Final layer predicting noise (ε) same dimension as input:
```
ε_pred = Linear(tokens) → ℝ^{C×H×W}
```

## Training

```python
from world_models.configs import DiTConfig, get_dit_config

cfg = get_dit_config(
    DATASET="CIFAR10",
    BATCH=128,
    EPOCHS=100,
    IMG_SIZE=32,
    WIDTH=384,
    DEPTH=6,
)

# Training uses DDPM noise scheduling
# Forward: q(x_t | x_0) = N(√ᾱ_t x_0, (1-ᾱ_t)I)
# Reverse: p(x_{t-1} | x_t) = N(μ_θ(x_t,t), σ_t²I)
```

### Key Hyperparameters

| Parameter | Default | Description |
|-----------|---------|-------------|
| `IMG_SIZE` | 32 | Input image size |
| `PATCH` | 4 | Patch size |
| `WIDTH` | 384 | Transformer embedding dim |
| `DEPTH` | 6 | Number of blocks |
| `HEADS` | 6 | Attention heads |
| `TIMESTEPS` | 1000 | Diffusion steps |
| `BETA_START` | 1e-4 | Noise schedule start |
| `BETA_END` | 0.02 | Noise schedule end |

## Sampling (Generation)

```python
# Start from random noise
x_T ~ N(0, I)

# Iteratively denoise
for t in reversed(range(T)):
    ε = model(x_t, t)  # Predict noise
    x_{t-1} = x_t - √(1-ᾱ_t) * ε  # Remove predicted noise

# Output: x_0 (generated image)
```

### Classifier-Free Guidance

For conditional generation, use classifier-free guidance:
```
ε_cond = (1+w)·ε_model(x_t, c) - w·ε_model(x_t, ∅)
```
where `w` is guidance weight (typically 1-10).

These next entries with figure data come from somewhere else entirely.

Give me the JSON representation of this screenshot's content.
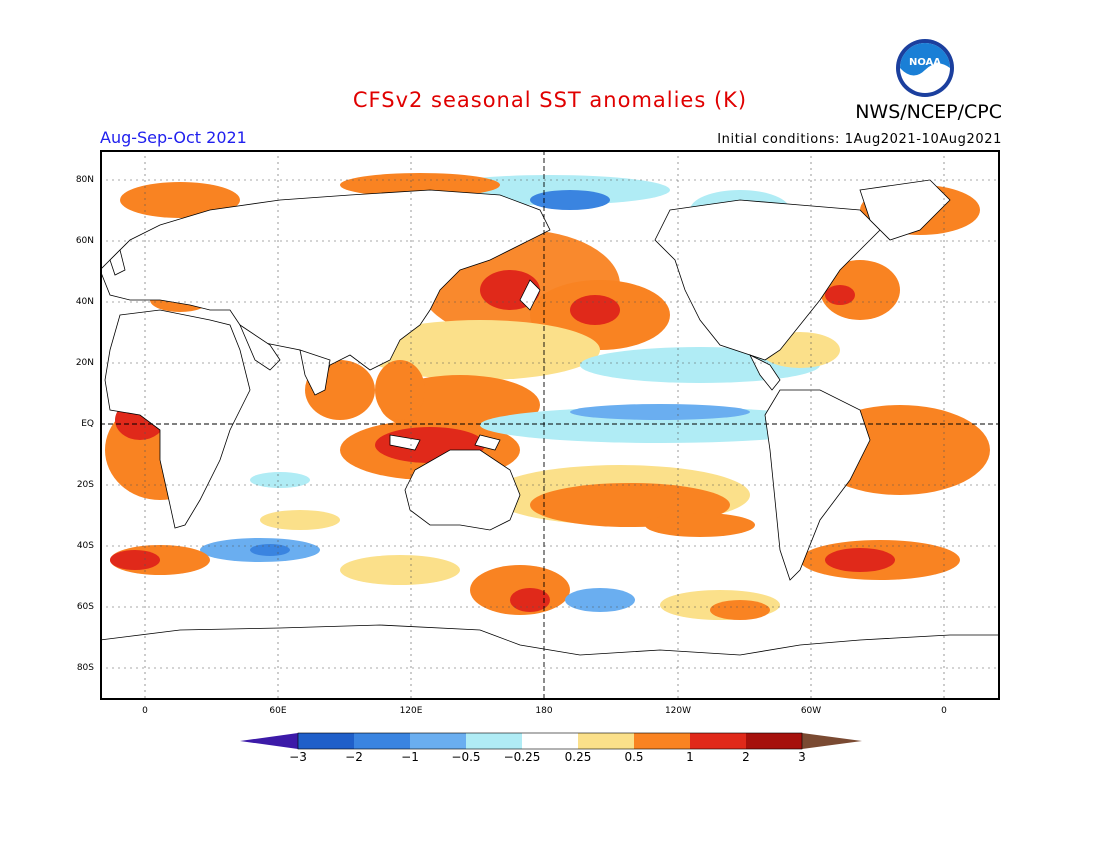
{
  "title": "CFSv2 seasonal SST anomalies (K)",
  "agency": "NWS/NCEP/CPC",
  "logo_text": "NOAA",
  "period": "Aug-Sep-Oct 2021",
  "initial_conditions": "Initial conditions: 1Aug2021-10Aug2021",
  "lat_labels": [
    "80N",
    "60N",
    "40N",
    "20N",
    "EQ",
    "20S",
    "40S",
    "60S",
    "80S"
  ],
  "lon_labels": [
    "0",
    "60E",
    "120E",
    "180",
    "120W",
    "60W",
    "0"
  ],
  "colorbar": {
    "labels": [
      "−3",
      "−2",
      "−1",
      "−0.5",
      "−0.25",
      "0.25",
      "0.5",
      "1",
      "2",
      "3"
    ],
    "colors": [
      "#3c1aa8",
      "#1f5fc9",
      "#3a84e0",
      "#6aaef0",
      "#b0ecf5",
      "#ffffff",
      "#fbe08a",
      "#f98322",
      "#e0291a",
      "#a6110c",
      "#7a4a32"
    ]
  },
  "colors": {
    "title": "#e00000",
    "period": "#2020ee",
    "land": "#ffffff",
    "coast": "#000000"
  }
}
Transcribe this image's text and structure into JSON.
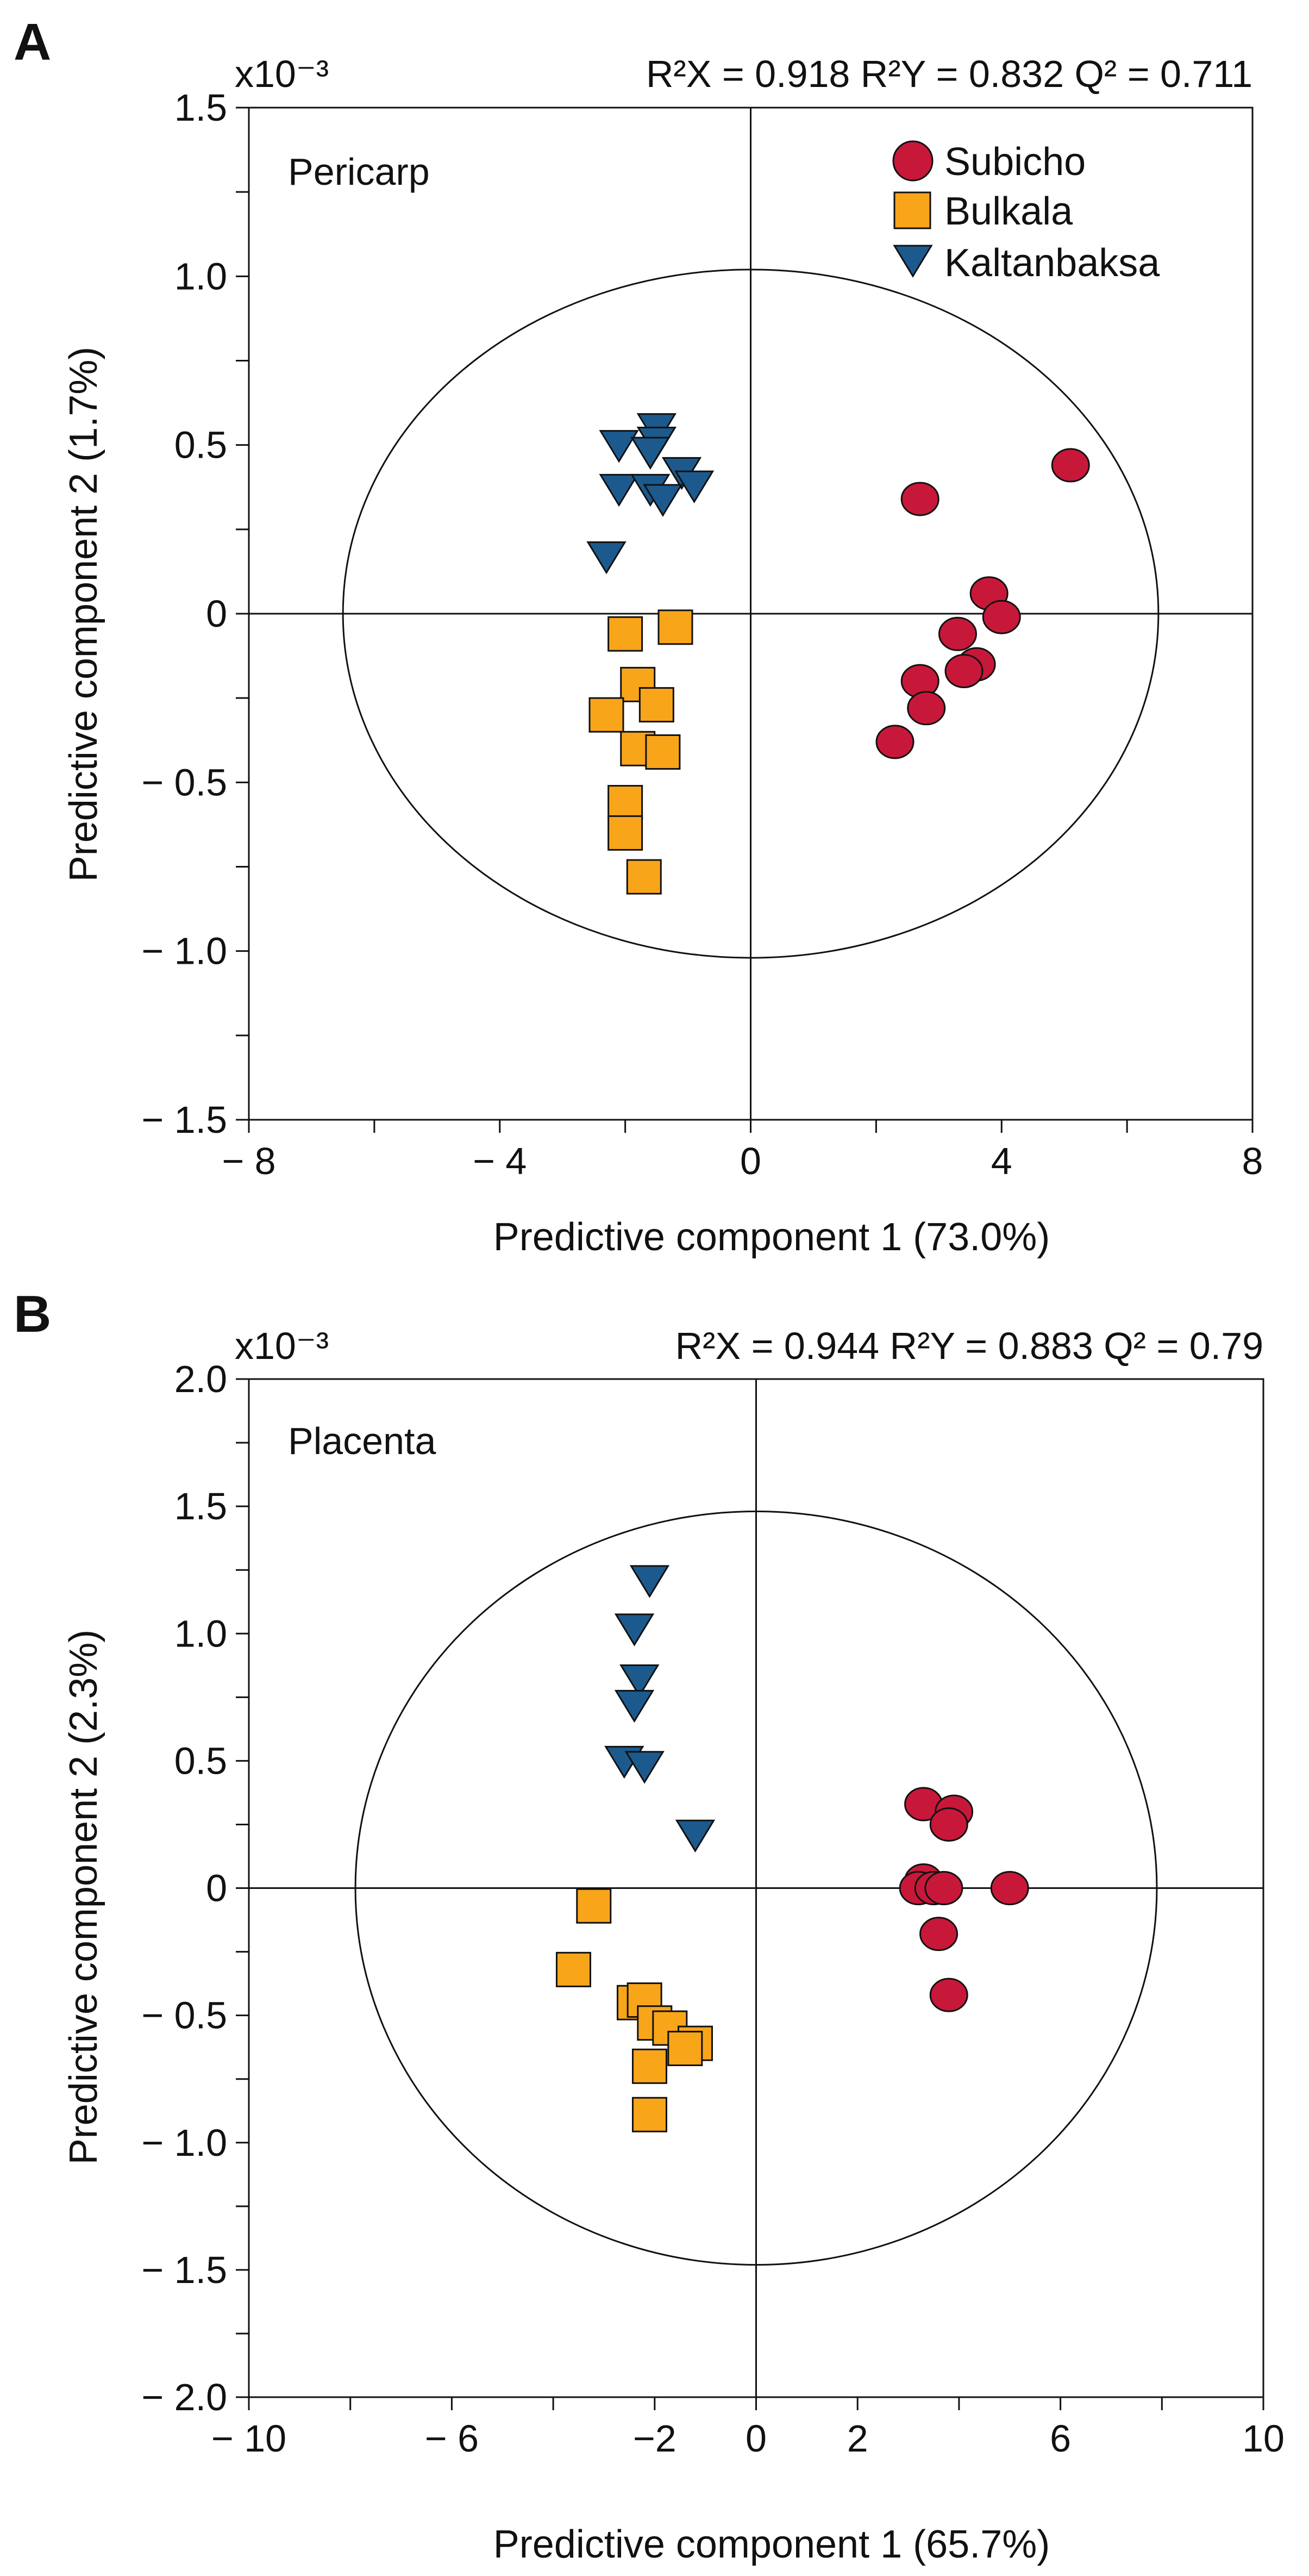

## Comparison to CNN-Based Diffusion

| Aspect | U-Net (DDPM) | DiT (Transformer) |
|--------|-------------|-------------------|
| Architecture | CNN with skip connections | ViT |
| Global attention | Limited | Full |
| Scalability | Medium | High |
| Quality | Good | Slightly better |
| Compute | Efficient | Higher |

## Applications

1. **Image generation**: High-quality unconditional/class-conditional
2. **Image editing**: Inpainting, outpainting
3. **Video generation**: Temporal extension
4. **World models**: For model-based RL (as observation model)

## References

- Peebles, W., & Xie, S. (2023). Scalable Diffusion Models with Transformers.